The tests did not show any underlying health conditions, and after a few more weeks, she finally started feeling better. But Parrish said she still tires easily, is more headache-prone and has short-term memory problems.
“It was miserable for me, and yet I know it’s so much worse for other folks,” Parrish said.
SARA PAULSEN
Sara Paulsen, 37, said she probably became exposed to COVID-19 while giving many presentations at schools in March about teen mental health, in the final week before the pandemic forced schools to close.
Ten days later, she started feeling ill, with shortness of breath and a fever, and she tested positive for COVID-19. But the symptom that has persisted is feeling out of breath.
“I started having these dreams of suffocating or drowning,” Paulsen said. “It got to the point where I was wondering if I was going to be able to take my next breath.”
Doctors gave her medications and instructed her to frequently use a nebulizer, a machine that helps people – traditionally with asthma or COPD – with their breathing. But symptoms persisted and she also started getting pains in her chest.
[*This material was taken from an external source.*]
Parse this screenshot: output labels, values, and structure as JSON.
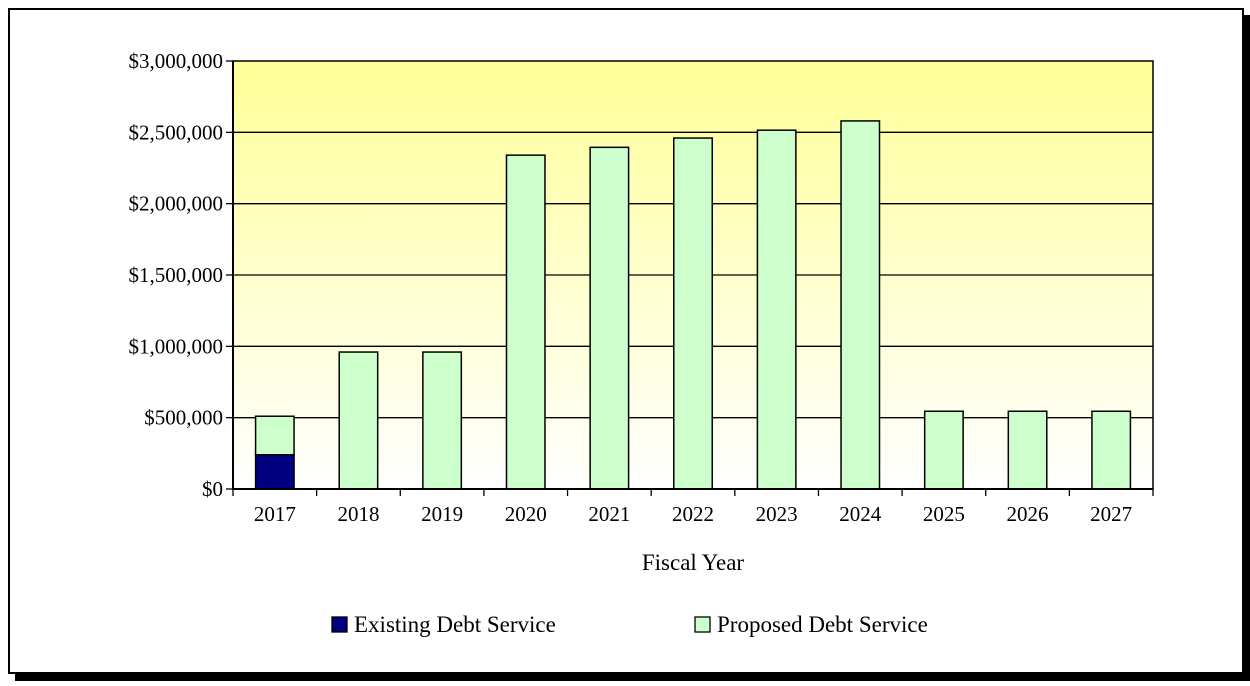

At Maine Medical Center, they gave her more tests, and discovered blood clots on her lungs, which is one of the COVID-19 complications in some patients.
Paulsen said she took blood thinners, and the clots cleared, but she’s still feeling weak and often out-of-breath.
“I have pretty severe scarring on my lungs from the virus,” said Paulsen, of Cumberland County. “It might not ever go away.”
Paulsen said she used to be physically active – biking and swimming – but now a walk around the block is exhausting. Paulsen said she doesn’t know if her health will ever return to before she got COVID-19. And she still wears a mask and socially distances, because it’s not known how long immunity lasts. It bothers her to see people not wearing masks and crowding next to each other.
“People really need to know this is not a hoax,” Paulsen said. “Please do not be any less careful. Please wear masks.”